Hans Castorp laughed.

“Oh, you shouldn’t look at my face, Herr Settembrini. You can’t believe how the air up here sets me on fire. It is harder than I thought to get acclimatized.”

“I fear you deceive yourself.”

“How so? I know, at least, how deucedly hot and tired I am all the time.”

“It seems to me we should be grateful to the management for the concert,” Joachim said reflectively. “I wouldn’t contradict you, Herr Settembrini, because you look at the question from a higher point of view, so to speak, as an author. But I find one ought to be grateful up here for a bit of music. I am far from being particularly musical, and then the pieces they play are not exactly elevating, neither classic nor modern, but just ordinary band-music. Still, it is a pleasant change. It takes up a couple of hours very decently; I mean it breaks them up and fills them in, so there is something to them, by comparison with the other days, hours, and weeks that whisk by like nothing at all. You see an unpretentious concert-number lasts perhaps seven minutes, and those seven minutes amount to something; they have a beginning and an end, they stand out, they don’t so easily slip into the regular humdrum round and get lost. Besides they are again divided up by the figures of the piece that is being played, and these again into beats, so there is always something going on, and every moment has a certain meaning, something you can take hold of, whereas usually—I don’t know whether I am making myself—”

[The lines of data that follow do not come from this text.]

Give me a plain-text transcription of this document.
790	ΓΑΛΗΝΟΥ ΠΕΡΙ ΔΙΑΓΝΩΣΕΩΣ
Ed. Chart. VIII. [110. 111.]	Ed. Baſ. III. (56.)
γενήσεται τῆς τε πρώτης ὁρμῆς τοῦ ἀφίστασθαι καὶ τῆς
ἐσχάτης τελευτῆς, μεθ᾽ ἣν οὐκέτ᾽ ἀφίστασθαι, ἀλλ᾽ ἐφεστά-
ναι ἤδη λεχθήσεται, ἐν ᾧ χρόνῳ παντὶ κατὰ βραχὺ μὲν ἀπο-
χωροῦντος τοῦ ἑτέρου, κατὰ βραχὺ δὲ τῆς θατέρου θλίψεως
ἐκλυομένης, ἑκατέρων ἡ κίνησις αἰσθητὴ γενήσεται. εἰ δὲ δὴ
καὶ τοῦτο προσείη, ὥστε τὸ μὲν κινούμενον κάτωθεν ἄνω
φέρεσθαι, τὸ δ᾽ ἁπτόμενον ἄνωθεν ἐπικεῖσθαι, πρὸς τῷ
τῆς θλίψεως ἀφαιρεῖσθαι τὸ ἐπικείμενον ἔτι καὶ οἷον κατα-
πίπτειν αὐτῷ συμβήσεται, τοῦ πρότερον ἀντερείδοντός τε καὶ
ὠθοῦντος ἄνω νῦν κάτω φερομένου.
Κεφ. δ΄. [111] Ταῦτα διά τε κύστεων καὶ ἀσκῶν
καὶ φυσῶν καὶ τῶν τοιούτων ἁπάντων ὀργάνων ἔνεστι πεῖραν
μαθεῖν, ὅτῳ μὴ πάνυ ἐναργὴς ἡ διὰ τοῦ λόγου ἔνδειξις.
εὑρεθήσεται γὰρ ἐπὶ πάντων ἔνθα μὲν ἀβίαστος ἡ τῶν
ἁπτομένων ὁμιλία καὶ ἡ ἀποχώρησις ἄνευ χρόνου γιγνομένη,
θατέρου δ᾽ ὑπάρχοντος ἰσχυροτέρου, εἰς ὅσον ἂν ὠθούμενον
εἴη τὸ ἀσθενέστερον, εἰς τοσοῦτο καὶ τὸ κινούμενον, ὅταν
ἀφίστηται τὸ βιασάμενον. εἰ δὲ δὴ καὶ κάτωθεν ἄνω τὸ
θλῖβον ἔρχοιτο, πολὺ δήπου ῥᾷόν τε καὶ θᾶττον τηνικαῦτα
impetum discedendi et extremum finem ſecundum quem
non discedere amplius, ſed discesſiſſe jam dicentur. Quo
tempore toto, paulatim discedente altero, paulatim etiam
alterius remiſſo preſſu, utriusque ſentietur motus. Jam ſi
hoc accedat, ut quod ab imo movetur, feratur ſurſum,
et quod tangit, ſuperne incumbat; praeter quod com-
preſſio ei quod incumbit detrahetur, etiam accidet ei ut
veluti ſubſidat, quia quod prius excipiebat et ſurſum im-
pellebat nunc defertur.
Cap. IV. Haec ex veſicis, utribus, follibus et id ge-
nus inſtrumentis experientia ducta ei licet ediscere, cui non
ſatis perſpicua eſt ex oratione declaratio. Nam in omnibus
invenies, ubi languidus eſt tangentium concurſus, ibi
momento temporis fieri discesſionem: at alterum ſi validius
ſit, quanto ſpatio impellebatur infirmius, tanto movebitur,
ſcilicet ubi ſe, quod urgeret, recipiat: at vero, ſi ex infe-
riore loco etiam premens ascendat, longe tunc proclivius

“Bravo!” cried Settembrini. “Bravo, Lieutenant! You are describing very well indeed an aspect of music which has indubitably a moral value: namely, that her peculiarly life-enhancing method of measuring time imparts a spiritual awareness and value to its passage. Music quickens time, she quickens us to the finest enjoyment of time; she quickens—and in so far she has moral value. Art has moral value, in so far as it quickens. But what if it does the opposite? What if it dulls us, sends us to sleep, works against action and progress? Music can do that too; she is an old hand at using opiates. But the opiate, my dear sirs, is a gift of the Devil; it makes for lethargy, inertia, slavish inaction, stagnation. There is something suspicious about music, gentlemen. I insist that she is, by her nature, equivocal. I shall not be going too far in saying at once that she is politically suspect.”

He went on in this vein, and Hans Castorp listened without precisely following; first on account of his fatigue, and second because his attention was distracted by the proceedings of the lightheaded young folk on the steps. Did his eyes deceive him, or was the tapir-faced girl really occupied in sewing on a button for the monocled youth—and, forsooth, on the knee-band of his knickerbockers? She breathed

asthmatically as she sewed, and he coughed and carried his little finger, with the saltspoon-shaped nail, to his mouth. Of course they were ill—but, after all, these young folk up here did have peculiar social standards! The band played a polka.